Louis Even le dimanche, 01 novembre 1936. Dans Cahiers du Crédit Social

Une illusion de M. Lemay

Un récent numéro du "Quartier Latin" contenait un article intitulé : "Une illusion du Crédit Social" et signé Henri-Paul Lemay, avocat, H.E.C. ‘38.

L'auteur a lu le numéro d'octobre des "Cahiers du Crédit Social" et trouve qu'on y a "laissé séjourner des erreurs contraires aux plus sains principes d'économie politique.” Il s'en prend particulièrement à cette phrase : "Si l'État a le droit de fabriquer la monnaie, pourquoi manque-t-il toujours d'argent ?"

Là-dessus il explique comment la monnaie intervient comme moyen d'échange pour remplacer le troc : étude très bien et très simplement présentée que nous reproduirons peut-être un jour pour l'avantage de nos lecteurs.

Puis il vient à sa critique. Citons et commentons. L'italique est de lui, le romain de nous :

"Nous comprenons maintenant que si l'État a le pouvoir exclusif de frapper la monnaie, il n'a cependant pas un droit de frappe illimité."

Nous sommes parfaitement d'accord là-dessus.

"En d'autres termes, si l'État est titulaire d'un droit, ce droit, de même que pour les individus, ne doit être exercé que dans les limites de la justice."

Très bien encore.

"N'en déplaise à certains, la monnaie d'un pays ne demeure pas saine lorsque son gouvernement ne tient pas compte de cette confiance et imprime, comme c'est arrivé pour l'Allemagne et plusieurs pays, des billets de banque non garantis et si nombreux que nous nous trouvons en pleine inflation. La monnaie se dévalorise alors totalement et le pays se trouve acculé aux portes de la banqueroute."

Nous ne pensons pas autrement. Et si l'Allemagne avait été sous un régime de Crédit Social comme nous l'exposons, jamais cette inflation et cette catastrophe n'auraient eu lieu.

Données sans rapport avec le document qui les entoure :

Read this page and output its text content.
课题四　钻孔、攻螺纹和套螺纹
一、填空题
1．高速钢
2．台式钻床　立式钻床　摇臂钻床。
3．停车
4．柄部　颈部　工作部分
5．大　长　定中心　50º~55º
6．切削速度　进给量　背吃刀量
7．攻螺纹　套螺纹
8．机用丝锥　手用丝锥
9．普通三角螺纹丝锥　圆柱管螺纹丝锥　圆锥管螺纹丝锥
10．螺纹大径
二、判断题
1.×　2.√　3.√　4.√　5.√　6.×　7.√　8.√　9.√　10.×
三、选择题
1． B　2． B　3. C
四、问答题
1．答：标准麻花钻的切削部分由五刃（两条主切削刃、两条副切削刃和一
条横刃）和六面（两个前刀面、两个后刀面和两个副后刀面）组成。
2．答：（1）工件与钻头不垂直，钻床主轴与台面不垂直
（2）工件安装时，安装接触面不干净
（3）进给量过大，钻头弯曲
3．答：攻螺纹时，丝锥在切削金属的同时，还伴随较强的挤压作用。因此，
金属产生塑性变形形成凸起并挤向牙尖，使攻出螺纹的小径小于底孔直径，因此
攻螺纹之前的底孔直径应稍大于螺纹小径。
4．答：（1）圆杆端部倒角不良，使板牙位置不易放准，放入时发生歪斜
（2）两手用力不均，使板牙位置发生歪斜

"Une monnaie-papier ou monnaie fiduciaire ne peut demeurer saine qu'en autant que l'État a dans ses coffres des valeurs ou un métal précieux, relativement rare et très utile tel que l'or."

Ici nous différons totalement. Nous croyons que quand bien même un État n'aurait ni or, ni métal précieux dans ses coffres, s'il y a des biens dans le pays, s'il y a des producteurs et des consommateurs, le pays a tout de même le droit d'avoir de la monnaie et que cette monnaie échangera parfaitement les produits. On ne nous fera jamais croire que s'il n'y a pas de métal dans les coffres du gouvernement, nous devons laisser pourrir le grain dans nos champs, périr nos animaux domestiques et mourir de faim ou vivoter dans la misère nos hommes, nos femmes et nos enfants. Si c'est là de l'économie politique saine, ne faudra-t-il pas songer à construire un pavillon pour ses professeurs dans nos asiles d'aliénés ?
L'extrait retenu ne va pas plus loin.